Morality is Non-Binary: Building a Pluralist Moral Sentence Embedding Space using Contrastive Learning
Jeongwoo Park, Enrico Liscio, Pradeep K. Murukannaiah
TL;DR
This paper argues that morality should be treated as a pluralist construct rather than a binary right/wrong. It presents a contrastive-learning framework (SimCSE) to build a pluralist moral sentence-embedding space aligned with Moral Foundations Theory (MFT) using the Moral Foundations Twitter Corpus (MFTC). Through intrinsic analyses (visualization and moral similarity) and extrinsic evaluations (generalization to a test set and alignment with MFD2.0), the study shows that supervised, label-aware training is necessary to disentangle MFT elements and reveal their relationships. The resulting embeddings exhibit meaningful virtue–vice structure and map closely to an independent moral lexicon, signaling potential for cross-task applicability while highlighting the limits of self-supervision alone.
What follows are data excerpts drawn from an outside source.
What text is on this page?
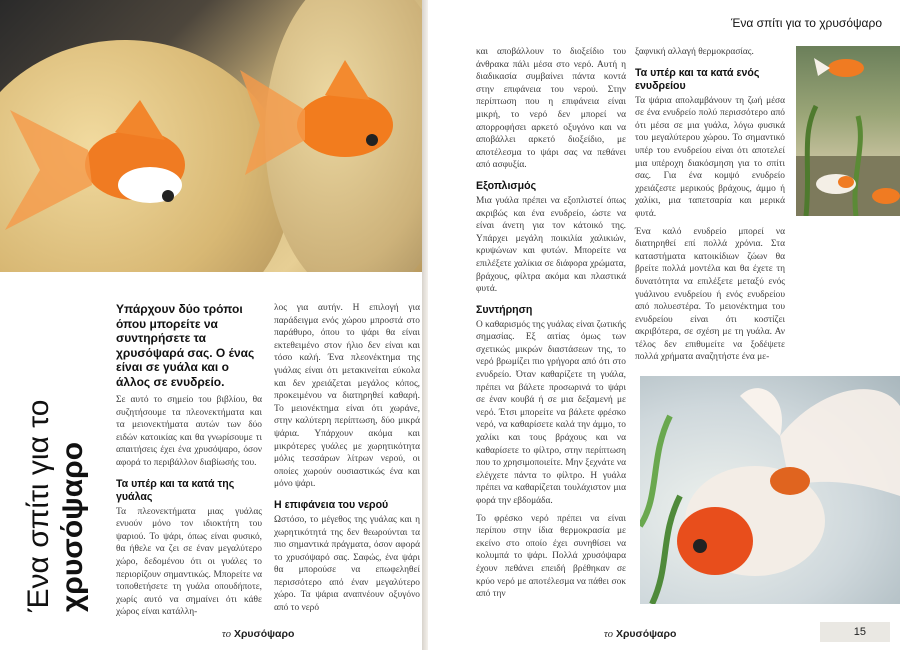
Ένα σπίτι για το χρυσόψαρο

Υπάρχουν δύο τρόποι όπου μπορείτε να συντηρήσετε τα χρυσόψαρά σας. Ο ένας είναι σε γυάλα και ο άλλος σε ενυδρείο.

Σε αυτό το σημείο του βιβλίου, θα συζητήσουμε τα πλεονεκτήματα και τα μειονεκτήματα αυτών των δύο ειδών κατοικίας και θα γνωρίσουμε τι απαιτήσεις έχει ένα χρυσόψαρο, όσον αφορά το περιβάλλον διαβίωσής του.

Τα υπέρ και τα κατά της γυάλας

Τα πλεονεκτήματα μιας γυάλας ενυούν μόνο τον ιδιοκτήτη του ψαριού. Το ψάρι, όπως είναι φυσικό, θα ήθελε να ζει σε έναν μεγαλύτερο χώρο, δεδομένου ότι οι γυάλες το περιορίζουν σημαντικώς. Μπορείτε να τοποθετήσετε τη γυάλα οπουδήποτε, χωρίς αυτό να σημαίνει ότι κάθε χώρος είναι κατάλλη-

λος για αυτήν. Η επιλογή για παράδειγμα ενός χώρου μπροστά στο παράθυρο, όπου το ψάρι θα είναι εκτεθειμένο στον ήλιο δεν είναι και τόσο καλή. Ένα πλεονέκτημα της γυάλας είναι ότι μετακινείται εύκολα και δεν χρειάζεται μεγάλος κόπος, προκειμένου να διατηρηθεί καθαρή. Το μειονέκτημα είναι ότι χωράνε, στην καλύτερη περίπτωση, δύο μικρά ψάρια. Υπάρχουν ακόμα και μικρότερες γυάλες με χωρητικότητα μόλις τεσσάρων λίτρων νερού, οι οποίες χωρούν ουσιαστικώς ένα και μόνο ψάρι.

Η επιφάνεια του νερού

Ωστόσο, το μέγεθος της γυάλας και η χωρητικότητά της δεν θεωρούνται τα πιο σημαντικά πράγματα, όσον αφορά το χρυσόψαρό σας. Σαφώς, ένα ψάρι θα μπορούσε να επωφεληθεί περισσότερο από έναν μεγαλύτερο χώρο. Τα ψάρια αναπνέουν οξυγόνο από το νερό

το Χρυσόψαρο
Ένα σπίτι για το χρυσόψαρο

και αποβάλλουν το διοξείδιο του άνθρακα πάλι μέσα στο νερό. Αυτή η διαδικασία συμβαίνει πάντα κοντά στην επιφάνεια του νερού. Στην περίπτωση που η επιφάνεια είναι μικρή, το νερό δεν μπορεί να απορροφήσει αρκετό οξυγόνο και να αποβάλλει αρκετό διοξείδιο, με αποτέλεσμα το ψάρι σας να πεθάνει από ασφυξία.

Εξοπλισμός

Μια γυάλα πρέπει να εξοπλιστεί όπως ακριβώς και ένα ενυδρείο, ώστε να είναι άνετη για τον κάτοικό της. Υπάρχει μεγάλη ποικιλία χαλικιών, κρυψώνων και φυτών. Μπορείτε να επιλέξετε χαλίκια σε διάφορα χρώματα, βράχους, φίλτρα ακόμα και πλαστικά φυτά.

Συντήρηση

Ο καθαρισμός της γυάλας είναι ζωτικής σημασίας. Εξ αιτίας όμως των σχετικώς μικρών διαστάσεων της, το νερό βρωμίζει πιο γρήγορα από ότι στο ενυδρείο. Όταν καθαρίζετε τη γυάλα, πρέπει να βάλετε προσωρινά το ψάρι σε έναν κουβά ή σε μια δεξαμενή με νερό. Έτσι μπορείτε να βάλετε φρέσκο νερό, να καθαρίσετε καλά την άμμο, το χαλίκι και τους βράχους και να καθαρίσετε το φίλτρο, στην περίπτωση που το χρησιμοποιείτε. Μην ξεχνάτε να ελέγχετε πάντα το φίλτρο. Η γυάλα πρέπει να καθαρίζεται τουλάχιστον μια φορά την εβδομάδα.

Το φρέσκο νερό πρέπει να είναι περίπου στην ίδια θερμοκρασία με εκείνο στο οποίο έχει συνηθίσει να κολυμπά το ψάρι. Πολλά χρυσόψαρα έχουν πεθάνει επειδή βρέθηκαν σε κρύο νερό με αποτέλεσμα να πάθει σοκ από την

ξαφνική αλλαγή θερμοκρασίας.

Τα υπέρ και τα κατά ενός ενυδρείου

Τα ψάρια απολαμβάνουν τη ζωή μέσα σε ένα ενυδρείο πολύ περισσότερο από ότι μέσα σε μια γυάλα, λόγω φυσικά του μεγαλύτερου χώρου. Το σημαντικό υπέρ του ενυδρείου είναι ότι αποτελεί μια υπέροχη διακόσμηση για το σπίτι σας. Για ένα κομψό ενυδρείο χρειάζεστε μερικούς βράχους, άμμο ή χαλίκι, μια ταπετσαρία και μερικά φυτά.

Ένα καλό ενυδρείο μπορεί να διατηρηθεί επί πολλά χρόνια. Στα καταστήματα κατοικίδιων ζώων θα βρείτε πολλά μοντέλα και θα έχετε τη δυνατότητα να επιλέξετε μεταξύ ενός γυάλινου ενυδρείου ή ενός ενυδρείου από πολυεστέρα. Το μειονέκτημα του ενυδρείου είναι ότι κοστίζει ακριβότερα, σε σχέση με τη γυάλα. Αν τέλος δεν επιθυμείτε να ξοδέψετε πολλά χρήματα αναζητήστε ένα με-

το Χρυσόψαρο	15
This work lays groundwork for more nuanced moral reasoning in language models and points to future work on broader datasets and cultural considerations.
Abstract
Recent advances in NLP show that language models retain a discernible level of knowledge in deontological ethics and moral norms. However, existing works often treat morality as binary, ranging from right to wrong. This simplistic view does not capture the nuances of moral judgment. Pluralist moral philosophers argue that human morality can be deconstructed into a finite number of elements, respecting individual differences in moral judgment. In line with this view, we build a pluralist moral sentence embedding space via a state-of-the-art contrastive learning approach. We systematically investigate the embedding space by studying the emergence of relationships among moral elements, both quantitatively and qualitatively. Our results show that a pluralist approach to morality can be captured in an embedding space. However, moral pluralism is challenging to deduce via self-supervision alone and requires a supervised approach with human labels.